Cienie APC w kuleczkach – byłam bardzo sceptyczna jak zobaczyłam je w poprzednim Shiny, ale jak już zaczęłam je używać to się po prostu zakochałam!! Nie dość, że mają świetne kolory, bardzo neutralne i pasujące do wielu kolorów oczu to jeszcze mają bardzo przyjemne mocno satynowe wykończenie i bardzo dobrą trwałość. Jestem na tak i chętnie poszukam innych kolorów!
Tusz Etre Belle Lash-xpress & hyaluronic – kolejny produkt z jednego z pudełeczek Shiny, który skradł moje serce. Bardzo polubiłam ten tusz, ponieważ świetnie rozczesuje rzęsy, ma odcień bardzo głębokiej czerni i poza tym, że po kilku (7-8) godzinach się lekko osypuje, bardzo długo się trzyma w takim samym stanie jak zaraz po nałożeniu. 
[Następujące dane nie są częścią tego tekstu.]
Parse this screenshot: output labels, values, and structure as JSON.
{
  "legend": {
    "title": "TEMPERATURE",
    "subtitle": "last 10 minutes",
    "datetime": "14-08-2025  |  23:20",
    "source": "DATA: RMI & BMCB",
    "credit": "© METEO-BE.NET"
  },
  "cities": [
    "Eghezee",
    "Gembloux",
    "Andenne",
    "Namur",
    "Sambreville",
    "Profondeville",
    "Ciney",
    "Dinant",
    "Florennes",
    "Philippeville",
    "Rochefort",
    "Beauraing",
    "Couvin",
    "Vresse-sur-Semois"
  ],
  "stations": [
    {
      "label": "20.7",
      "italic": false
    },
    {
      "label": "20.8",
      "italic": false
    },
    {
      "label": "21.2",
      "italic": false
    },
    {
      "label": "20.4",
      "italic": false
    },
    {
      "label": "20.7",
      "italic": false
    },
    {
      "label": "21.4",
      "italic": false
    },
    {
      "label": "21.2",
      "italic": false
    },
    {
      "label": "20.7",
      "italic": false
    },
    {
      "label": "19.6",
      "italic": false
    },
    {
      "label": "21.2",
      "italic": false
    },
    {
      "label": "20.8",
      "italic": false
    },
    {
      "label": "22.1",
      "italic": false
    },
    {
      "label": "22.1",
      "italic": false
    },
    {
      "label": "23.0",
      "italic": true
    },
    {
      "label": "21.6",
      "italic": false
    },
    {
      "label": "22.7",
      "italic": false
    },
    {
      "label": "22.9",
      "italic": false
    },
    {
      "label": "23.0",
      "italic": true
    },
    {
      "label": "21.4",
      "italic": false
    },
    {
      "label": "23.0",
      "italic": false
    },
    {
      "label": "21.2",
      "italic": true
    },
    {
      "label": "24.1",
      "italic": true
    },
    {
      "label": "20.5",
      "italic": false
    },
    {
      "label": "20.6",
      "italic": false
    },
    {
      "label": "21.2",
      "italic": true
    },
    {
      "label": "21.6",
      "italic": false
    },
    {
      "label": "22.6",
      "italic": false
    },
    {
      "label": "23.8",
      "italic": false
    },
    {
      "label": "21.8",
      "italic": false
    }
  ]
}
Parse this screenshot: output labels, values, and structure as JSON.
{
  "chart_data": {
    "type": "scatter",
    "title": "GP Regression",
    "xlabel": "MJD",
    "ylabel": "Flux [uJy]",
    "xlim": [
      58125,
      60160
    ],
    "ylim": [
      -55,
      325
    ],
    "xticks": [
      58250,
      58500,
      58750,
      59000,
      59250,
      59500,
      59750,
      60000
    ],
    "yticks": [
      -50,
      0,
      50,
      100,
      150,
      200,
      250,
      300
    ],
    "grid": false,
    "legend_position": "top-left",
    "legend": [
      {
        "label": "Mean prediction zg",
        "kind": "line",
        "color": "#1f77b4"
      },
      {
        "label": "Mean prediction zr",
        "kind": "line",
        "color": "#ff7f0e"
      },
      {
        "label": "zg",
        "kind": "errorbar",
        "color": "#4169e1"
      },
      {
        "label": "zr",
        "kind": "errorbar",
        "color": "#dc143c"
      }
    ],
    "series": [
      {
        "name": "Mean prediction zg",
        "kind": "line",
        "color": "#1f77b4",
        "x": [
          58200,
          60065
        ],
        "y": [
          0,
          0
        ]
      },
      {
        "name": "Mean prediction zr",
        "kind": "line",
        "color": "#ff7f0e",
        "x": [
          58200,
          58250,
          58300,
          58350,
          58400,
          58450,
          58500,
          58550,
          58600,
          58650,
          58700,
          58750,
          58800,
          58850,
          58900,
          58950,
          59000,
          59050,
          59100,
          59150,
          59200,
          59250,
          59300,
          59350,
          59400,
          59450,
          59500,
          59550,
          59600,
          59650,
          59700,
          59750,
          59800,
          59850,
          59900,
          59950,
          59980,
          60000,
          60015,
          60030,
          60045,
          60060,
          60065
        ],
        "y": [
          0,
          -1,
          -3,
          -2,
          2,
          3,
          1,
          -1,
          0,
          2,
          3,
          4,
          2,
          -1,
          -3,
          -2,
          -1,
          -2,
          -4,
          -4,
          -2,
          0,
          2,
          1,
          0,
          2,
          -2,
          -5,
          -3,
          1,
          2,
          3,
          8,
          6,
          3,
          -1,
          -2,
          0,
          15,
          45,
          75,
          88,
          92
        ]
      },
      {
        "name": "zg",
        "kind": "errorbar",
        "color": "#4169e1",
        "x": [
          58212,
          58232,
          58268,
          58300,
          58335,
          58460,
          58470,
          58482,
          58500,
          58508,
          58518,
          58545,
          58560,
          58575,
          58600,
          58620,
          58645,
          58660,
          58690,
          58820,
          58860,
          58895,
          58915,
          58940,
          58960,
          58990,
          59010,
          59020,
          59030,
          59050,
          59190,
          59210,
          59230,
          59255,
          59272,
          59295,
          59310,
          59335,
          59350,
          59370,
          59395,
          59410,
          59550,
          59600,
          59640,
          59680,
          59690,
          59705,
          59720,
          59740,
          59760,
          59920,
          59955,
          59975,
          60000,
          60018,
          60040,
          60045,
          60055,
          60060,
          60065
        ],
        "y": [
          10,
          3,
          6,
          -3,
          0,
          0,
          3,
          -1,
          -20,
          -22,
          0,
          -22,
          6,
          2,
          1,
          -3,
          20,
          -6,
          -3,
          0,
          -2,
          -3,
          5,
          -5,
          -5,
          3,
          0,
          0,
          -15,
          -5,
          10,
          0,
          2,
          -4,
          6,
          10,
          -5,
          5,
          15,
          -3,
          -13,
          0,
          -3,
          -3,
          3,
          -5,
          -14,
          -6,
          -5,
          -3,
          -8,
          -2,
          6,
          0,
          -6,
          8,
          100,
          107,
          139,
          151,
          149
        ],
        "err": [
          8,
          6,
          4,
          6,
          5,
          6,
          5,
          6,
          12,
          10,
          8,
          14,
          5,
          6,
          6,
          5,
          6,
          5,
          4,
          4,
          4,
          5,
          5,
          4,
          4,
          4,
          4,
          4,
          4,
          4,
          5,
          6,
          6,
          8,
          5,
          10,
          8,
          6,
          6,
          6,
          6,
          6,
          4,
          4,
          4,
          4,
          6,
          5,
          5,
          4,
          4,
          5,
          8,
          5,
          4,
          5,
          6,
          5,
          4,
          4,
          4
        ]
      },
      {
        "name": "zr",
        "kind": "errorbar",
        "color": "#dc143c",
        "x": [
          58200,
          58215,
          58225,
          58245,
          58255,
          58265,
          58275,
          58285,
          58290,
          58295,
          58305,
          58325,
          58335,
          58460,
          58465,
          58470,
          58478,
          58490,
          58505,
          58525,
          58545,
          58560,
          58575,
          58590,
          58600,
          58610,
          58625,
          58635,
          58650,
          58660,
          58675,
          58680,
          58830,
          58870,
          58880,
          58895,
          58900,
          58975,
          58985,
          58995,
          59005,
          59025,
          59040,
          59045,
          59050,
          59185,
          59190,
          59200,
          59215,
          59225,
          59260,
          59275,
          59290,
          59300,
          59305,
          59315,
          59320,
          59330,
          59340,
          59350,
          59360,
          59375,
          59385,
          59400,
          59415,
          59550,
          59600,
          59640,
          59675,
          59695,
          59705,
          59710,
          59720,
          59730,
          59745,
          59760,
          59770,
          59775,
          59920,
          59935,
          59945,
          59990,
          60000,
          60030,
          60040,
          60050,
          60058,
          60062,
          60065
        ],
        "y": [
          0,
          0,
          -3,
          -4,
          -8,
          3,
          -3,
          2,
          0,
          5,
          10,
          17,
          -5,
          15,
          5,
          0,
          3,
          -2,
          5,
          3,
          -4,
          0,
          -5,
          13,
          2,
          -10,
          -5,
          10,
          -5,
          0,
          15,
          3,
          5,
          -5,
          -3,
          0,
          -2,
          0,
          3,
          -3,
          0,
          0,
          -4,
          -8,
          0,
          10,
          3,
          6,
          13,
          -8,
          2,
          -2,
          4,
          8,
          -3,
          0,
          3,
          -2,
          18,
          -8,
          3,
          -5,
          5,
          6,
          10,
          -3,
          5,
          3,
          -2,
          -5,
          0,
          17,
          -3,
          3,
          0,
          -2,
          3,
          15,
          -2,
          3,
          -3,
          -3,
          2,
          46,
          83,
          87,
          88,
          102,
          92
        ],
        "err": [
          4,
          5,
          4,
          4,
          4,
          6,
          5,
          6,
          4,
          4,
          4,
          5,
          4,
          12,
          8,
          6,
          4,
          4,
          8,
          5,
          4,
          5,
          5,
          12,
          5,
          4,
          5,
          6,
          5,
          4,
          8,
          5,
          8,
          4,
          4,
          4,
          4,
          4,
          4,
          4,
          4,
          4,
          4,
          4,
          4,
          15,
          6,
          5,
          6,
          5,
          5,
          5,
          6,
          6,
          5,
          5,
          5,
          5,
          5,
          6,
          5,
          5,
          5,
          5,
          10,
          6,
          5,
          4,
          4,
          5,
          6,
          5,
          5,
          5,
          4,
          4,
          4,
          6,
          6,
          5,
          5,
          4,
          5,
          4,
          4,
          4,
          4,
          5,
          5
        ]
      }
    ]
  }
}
The Balm Brow pow, dark – czyli cień do powiek. Używałam go najczęściej w ciągu ostatniego miesiąca, głównie dlatego, że jego aplikacja jest szybka i bezproblemowa. Jest mocno napigmentowany przez co łatwo się nim operuje, głównie dlatego, że równie łatwo się go rozciera na brwiach przez co bez problemu możemy uzyskać efekt gradientu. Świetnie się sprawdza i jestem przekonana, że jeszcze długo będę go używać.
The Balm, paletka Balmsai – jedna z moich nowości listopadowych, do której początkowo nie byłam przekonana. Jednakże jak tylko dostałam ją w swoje ręce totalnie mnie oczarowała. Ma piękne kolory, genialną jakość i cudowne wykończenia. Jestem przekonana, że paleta bardzo długo będzie jedną z moich ulubionych!

          Ostatnim ulubieńcem listopada jest świeca, Chocolate Layer Cake Yankee Candle, która wypełnia moje mieszkanie cudownym słodkim, ale delikatnym i otulającym zapachem czekoladowego tortu. Jest idealna na zimowe dni ponieważ cudownie rozpala zmysły i muszę przyznać, że bardzo się cieszę, że ją kupiłam. Na pewno będzie mi jej brakować jak ją wypalę…

         Może nie jest ich dużo, ale każdy z obecnych tutaj ulubieńców jest wyjątkowy na swój sposób. Na pewno o każdym z nich będę pamiętać i długo, oj długo będę się nimi zachwycać. W końcu jest czym!
A jacy są Wasi ulubieńcy listopada?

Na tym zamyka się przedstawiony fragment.